My waiting list is multifaceted, as I’m sure yours is. It includes:

  • Waiting on news about loved ones who are critically ill
  • Waiting to see if my new pain medication will work
  • Waiting for genetic testing results to come back
  • Waiting to see a range of specialists to determine next steps in treating my debilitating and disabling disease symptoms particularly my severe spinal stenosis.
  • Waiting to find out the outcome of awards I’ve been nominated and short-listed for.
  • Waiting every day to hear and feel the snap of a new bone fracture occurring
  • Waiting to see what coronavirus will do next

There are a few others I could add, but you get the idea. It’s a complex list and it affects me physically and emotionally. I’ve said before I don’t generally experience depression or anxiety, but there are things on my waitlist which can’t help but make me feel the gamut of emotions, ranging from fear to excitement.

To tell someone not to worry when a loved one is critically ill, or they have a waiting list longer than chapters in an epic novel, is not helpful. We worry out of love and concern for others, and due to the fear of loss for ourselves. It’s a valid response and it requires understanding and support. It’s the same if we are waiting for test results to confirm a diagnosis. The fear of loss and fear of change are normal responses.

There is a beautiful song by Guy Sebastian called “Standing With You.” The lyrics sum up perfectly what I mean when I say telling someone not to worry is not what’s needed when life is overwhelming.

“The more I tell you you can do this
The more you tell yourself you’re useless
Any advice right now is fruitless
You’re somewhere only you can go
I won’t pretend to know, so

Instead of telling you you’ll be alright
I’m just gon’ be that someone by your side
Yeah let me be that distant satellite
A constant in the sky

Cause I’m standing with you tonight
Yeah I will be that voice in your ear
Quietly destroying your fear
You won’t even know that I’m here
But I’m standing with you tonight
Oh I will be the pill for your pain
Until the clouds have run out of rain
Close enough but just out of sight
I’m standing with you tonight.”

Waitlists can conjure a roller coaster of emotions, reactions and attitudes. We need to find a way to hold on tight and find ways to equip ourselves for the ride.

Holding on to the Waitlist Rollercoaster Ride

Coping mechanisms for stress and anxiety often do come in a handbook. However, they can feel so generalized and scripted. The writer of the self-help booklet is not necessarily someone who has experienced your debilitating chronic illness, so you may find it hard to connect to the messages trying to be relayed. I don’t profess to have all the answers. I can only share my own experiences and my tips for coping. Sometimes they work, sometimes they don’t, so I regularly need to review and tweak my approach.

At the moment I feel a little like I’m treading water, so I’m implementing a few strategies to place my waitlist into perspective. I need to reconnect with things in my life not reliant on the wait being over.

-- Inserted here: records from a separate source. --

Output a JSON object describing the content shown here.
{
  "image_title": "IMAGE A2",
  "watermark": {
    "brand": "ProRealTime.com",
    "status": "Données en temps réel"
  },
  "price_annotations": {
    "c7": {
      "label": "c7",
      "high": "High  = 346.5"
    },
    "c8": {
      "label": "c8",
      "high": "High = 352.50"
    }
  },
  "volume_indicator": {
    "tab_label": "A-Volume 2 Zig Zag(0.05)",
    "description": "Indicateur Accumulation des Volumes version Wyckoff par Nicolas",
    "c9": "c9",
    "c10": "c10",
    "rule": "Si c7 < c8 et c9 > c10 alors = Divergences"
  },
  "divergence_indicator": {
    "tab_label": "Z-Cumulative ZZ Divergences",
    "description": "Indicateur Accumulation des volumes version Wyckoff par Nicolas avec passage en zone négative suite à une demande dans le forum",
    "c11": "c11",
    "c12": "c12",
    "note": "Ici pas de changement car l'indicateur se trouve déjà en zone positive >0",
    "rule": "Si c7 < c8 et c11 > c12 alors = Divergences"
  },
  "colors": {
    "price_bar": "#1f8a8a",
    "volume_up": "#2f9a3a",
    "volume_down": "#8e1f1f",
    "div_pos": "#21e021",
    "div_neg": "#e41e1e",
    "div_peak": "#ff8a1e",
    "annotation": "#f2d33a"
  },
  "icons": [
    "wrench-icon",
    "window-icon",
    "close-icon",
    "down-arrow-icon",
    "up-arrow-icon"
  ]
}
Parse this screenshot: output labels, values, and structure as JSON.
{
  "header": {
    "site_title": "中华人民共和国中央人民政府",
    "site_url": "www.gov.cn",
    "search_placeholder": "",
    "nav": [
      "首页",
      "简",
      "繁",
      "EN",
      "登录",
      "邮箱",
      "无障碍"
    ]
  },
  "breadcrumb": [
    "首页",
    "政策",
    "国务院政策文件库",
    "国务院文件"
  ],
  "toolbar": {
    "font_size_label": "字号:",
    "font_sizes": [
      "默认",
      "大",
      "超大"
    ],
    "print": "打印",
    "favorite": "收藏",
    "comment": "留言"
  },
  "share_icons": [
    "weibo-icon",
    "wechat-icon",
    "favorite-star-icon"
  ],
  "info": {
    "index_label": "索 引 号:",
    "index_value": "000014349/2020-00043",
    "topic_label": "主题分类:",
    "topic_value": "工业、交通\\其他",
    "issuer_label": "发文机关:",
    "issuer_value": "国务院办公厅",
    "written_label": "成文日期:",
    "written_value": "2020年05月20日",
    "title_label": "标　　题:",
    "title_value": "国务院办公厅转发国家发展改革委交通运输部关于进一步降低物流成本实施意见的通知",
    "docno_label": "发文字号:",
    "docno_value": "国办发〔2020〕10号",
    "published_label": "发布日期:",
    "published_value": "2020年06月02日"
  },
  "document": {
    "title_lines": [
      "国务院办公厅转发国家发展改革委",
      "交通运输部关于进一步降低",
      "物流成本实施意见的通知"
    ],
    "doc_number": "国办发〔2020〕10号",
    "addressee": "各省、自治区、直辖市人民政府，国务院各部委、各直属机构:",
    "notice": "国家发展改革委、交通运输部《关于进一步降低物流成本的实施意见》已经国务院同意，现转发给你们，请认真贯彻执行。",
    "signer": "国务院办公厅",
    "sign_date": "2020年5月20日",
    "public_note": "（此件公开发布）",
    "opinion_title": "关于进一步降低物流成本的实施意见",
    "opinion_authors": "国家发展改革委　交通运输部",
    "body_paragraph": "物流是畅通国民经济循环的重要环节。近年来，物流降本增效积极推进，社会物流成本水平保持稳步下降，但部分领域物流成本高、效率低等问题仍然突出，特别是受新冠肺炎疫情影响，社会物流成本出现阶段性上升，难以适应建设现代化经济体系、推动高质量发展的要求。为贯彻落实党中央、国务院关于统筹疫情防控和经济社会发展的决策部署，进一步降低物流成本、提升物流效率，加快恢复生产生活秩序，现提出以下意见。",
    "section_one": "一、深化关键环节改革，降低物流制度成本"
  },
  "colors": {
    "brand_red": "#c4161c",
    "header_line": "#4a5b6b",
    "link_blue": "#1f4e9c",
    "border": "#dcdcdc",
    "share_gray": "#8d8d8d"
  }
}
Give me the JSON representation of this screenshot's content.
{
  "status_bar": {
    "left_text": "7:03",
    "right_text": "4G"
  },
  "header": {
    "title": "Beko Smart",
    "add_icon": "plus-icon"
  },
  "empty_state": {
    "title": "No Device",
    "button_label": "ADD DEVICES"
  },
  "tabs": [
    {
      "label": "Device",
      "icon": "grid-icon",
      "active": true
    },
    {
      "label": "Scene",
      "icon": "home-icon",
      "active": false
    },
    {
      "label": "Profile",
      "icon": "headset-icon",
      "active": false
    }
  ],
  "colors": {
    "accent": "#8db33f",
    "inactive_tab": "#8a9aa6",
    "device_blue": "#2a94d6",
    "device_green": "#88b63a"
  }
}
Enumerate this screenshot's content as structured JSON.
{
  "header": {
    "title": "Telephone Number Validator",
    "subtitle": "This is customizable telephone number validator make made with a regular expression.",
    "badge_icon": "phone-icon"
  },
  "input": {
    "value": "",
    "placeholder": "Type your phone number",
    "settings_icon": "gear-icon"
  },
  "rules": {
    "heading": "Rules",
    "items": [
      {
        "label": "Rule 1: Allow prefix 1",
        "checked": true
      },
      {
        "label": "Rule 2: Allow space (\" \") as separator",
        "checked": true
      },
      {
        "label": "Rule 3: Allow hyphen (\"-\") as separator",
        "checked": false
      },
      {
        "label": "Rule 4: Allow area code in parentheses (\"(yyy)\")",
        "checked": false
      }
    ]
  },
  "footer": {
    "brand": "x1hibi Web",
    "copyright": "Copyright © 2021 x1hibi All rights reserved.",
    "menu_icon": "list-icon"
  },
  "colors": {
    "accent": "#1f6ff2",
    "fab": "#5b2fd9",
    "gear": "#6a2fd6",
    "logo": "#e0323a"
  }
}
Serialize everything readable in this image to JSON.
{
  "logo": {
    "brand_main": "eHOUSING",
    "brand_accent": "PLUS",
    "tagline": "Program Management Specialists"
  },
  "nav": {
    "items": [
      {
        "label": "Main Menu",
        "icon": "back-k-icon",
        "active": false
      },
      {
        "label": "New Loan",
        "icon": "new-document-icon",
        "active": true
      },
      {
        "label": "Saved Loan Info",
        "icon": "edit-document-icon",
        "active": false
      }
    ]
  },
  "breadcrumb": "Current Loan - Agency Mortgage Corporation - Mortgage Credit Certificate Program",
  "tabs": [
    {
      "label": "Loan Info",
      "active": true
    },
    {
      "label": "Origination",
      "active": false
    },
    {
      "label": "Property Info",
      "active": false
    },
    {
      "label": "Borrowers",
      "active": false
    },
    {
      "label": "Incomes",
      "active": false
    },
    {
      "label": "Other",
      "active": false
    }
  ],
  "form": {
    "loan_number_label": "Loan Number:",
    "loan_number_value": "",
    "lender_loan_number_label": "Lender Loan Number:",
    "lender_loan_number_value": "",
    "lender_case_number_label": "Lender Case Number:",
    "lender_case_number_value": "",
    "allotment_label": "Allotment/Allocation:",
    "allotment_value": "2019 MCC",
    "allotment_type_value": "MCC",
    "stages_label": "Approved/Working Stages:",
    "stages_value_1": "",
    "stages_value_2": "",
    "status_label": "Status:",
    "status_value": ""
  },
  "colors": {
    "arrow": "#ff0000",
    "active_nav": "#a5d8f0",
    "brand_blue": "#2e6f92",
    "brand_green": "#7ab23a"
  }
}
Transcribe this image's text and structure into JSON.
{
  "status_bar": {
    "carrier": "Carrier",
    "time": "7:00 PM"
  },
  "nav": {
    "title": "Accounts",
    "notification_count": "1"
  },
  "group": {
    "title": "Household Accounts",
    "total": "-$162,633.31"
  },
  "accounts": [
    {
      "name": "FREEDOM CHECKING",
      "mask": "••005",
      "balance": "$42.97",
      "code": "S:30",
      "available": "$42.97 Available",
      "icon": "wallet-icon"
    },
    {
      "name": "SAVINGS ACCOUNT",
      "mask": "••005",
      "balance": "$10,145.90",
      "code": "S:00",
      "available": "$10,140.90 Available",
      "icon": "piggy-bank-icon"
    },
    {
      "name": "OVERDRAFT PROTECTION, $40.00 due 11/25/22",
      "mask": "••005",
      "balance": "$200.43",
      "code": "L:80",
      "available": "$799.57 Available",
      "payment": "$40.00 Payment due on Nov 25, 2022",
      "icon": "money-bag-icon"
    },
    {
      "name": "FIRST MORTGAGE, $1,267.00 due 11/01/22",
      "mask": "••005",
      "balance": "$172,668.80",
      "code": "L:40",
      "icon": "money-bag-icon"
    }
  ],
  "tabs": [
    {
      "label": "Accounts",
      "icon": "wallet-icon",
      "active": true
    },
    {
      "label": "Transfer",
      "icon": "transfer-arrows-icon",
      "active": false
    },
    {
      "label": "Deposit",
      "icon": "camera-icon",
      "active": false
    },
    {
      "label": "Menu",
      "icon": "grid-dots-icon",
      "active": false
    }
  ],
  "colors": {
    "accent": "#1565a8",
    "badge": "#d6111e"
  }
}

  • Get Enough Rest and Relaxation – When life becomes overwhelming one of the first things to be affected is rest and relaxation. You may feel guilty doing something nice for yourself when there are critical issues on your waitlist. Don’t! You are no good to anyone if you don’t look after yourself. Maintain your normal rest periods, watch a favorite TV show, read a good book. Whatever works for you to help you breathe a little easier, do it.
  • Keep Your Normal Routine – when living with chronic illness, some things in our life must continue. Eat well, take your medication regularly, attend medical appointments, keep on top of chores you normally do around the home. The last thing you need is for life’s daily tasks to build up to the point of them being added to your list of worries.
  • Keep Your Brain Active — an active mind helps us to focus more clearly on difficult situations like worrisome waiting lists. I like to play brain training type games on my phone daily. It not only helps me relax, it helps me to clear the cobwebs. It rests my brain from my concerns. I tend to think of nothing other than working out the word puzzle or placement of the next jigsaw piece. It’s a happy place.
  • Push Yourself a Little – I know you’re probably wondering where I’m going with this one. Let me explain with an example. You all know I love to write. My blog is important to me. Reaching out to others through my writing is a passion. My waitlist has been so consuming, I’ve been feeling less than creative, partly because I’ve been so exhausted emotionally, on top of living with my extreme physical pain. I know to be able to cope with my physical pain, I must rest and I must keep life as calm as possible. Life was not helping me keep things calm, so I needed to take action.
    • I took a day off and simply rested with no agendas
    • I was struggling with writer’s block, so I jotted down a few ideas and put them to one side for a day
    • The next day, I cleared my agenda to completely focus on writing. I was determined to write something, anything. It didn’t matter what, I simply wanted to connect with the joy of writing. If it turned out half decent I’d publish it on my blog. If not I gave myself permission to say “It doesn’t matter.”
    • If you’re reading this, you’ll know my strategy worked!
    • To do the above I had to push myself a little. I had to give myself a good pep talk.
  • Don’t Start Something New – I had a great idea recently which turned out not to be such a good one. My waitlist was growing and my list of concerns was multiplying as a result. So I decided, in a moment of impulsivity, it would be a perfect time to start vlogging. What on earth was I thinking! Clearly I wasn’t thinking straight at all. I do love the idea of vlogging and expanding my reach to people within the chronic illness community, but now is not the time. It is so time-consuming and I find it much more exhausting than blogging. I managed two vlogs and even set up my own YouTube channel, but it soon became evident it would be to the detriment of the time and energy I needed to save to blog, write and administer my online support forum. So for now vlogging will be limited to a video on my forum, only every now and again, when and if I’m able. Lesson learned!
  • Reach Out – Going back to the lyrics of Guy Sebastian’s song, reach out to someone who will simply be by your side, not someone who will tell you everything will be alright.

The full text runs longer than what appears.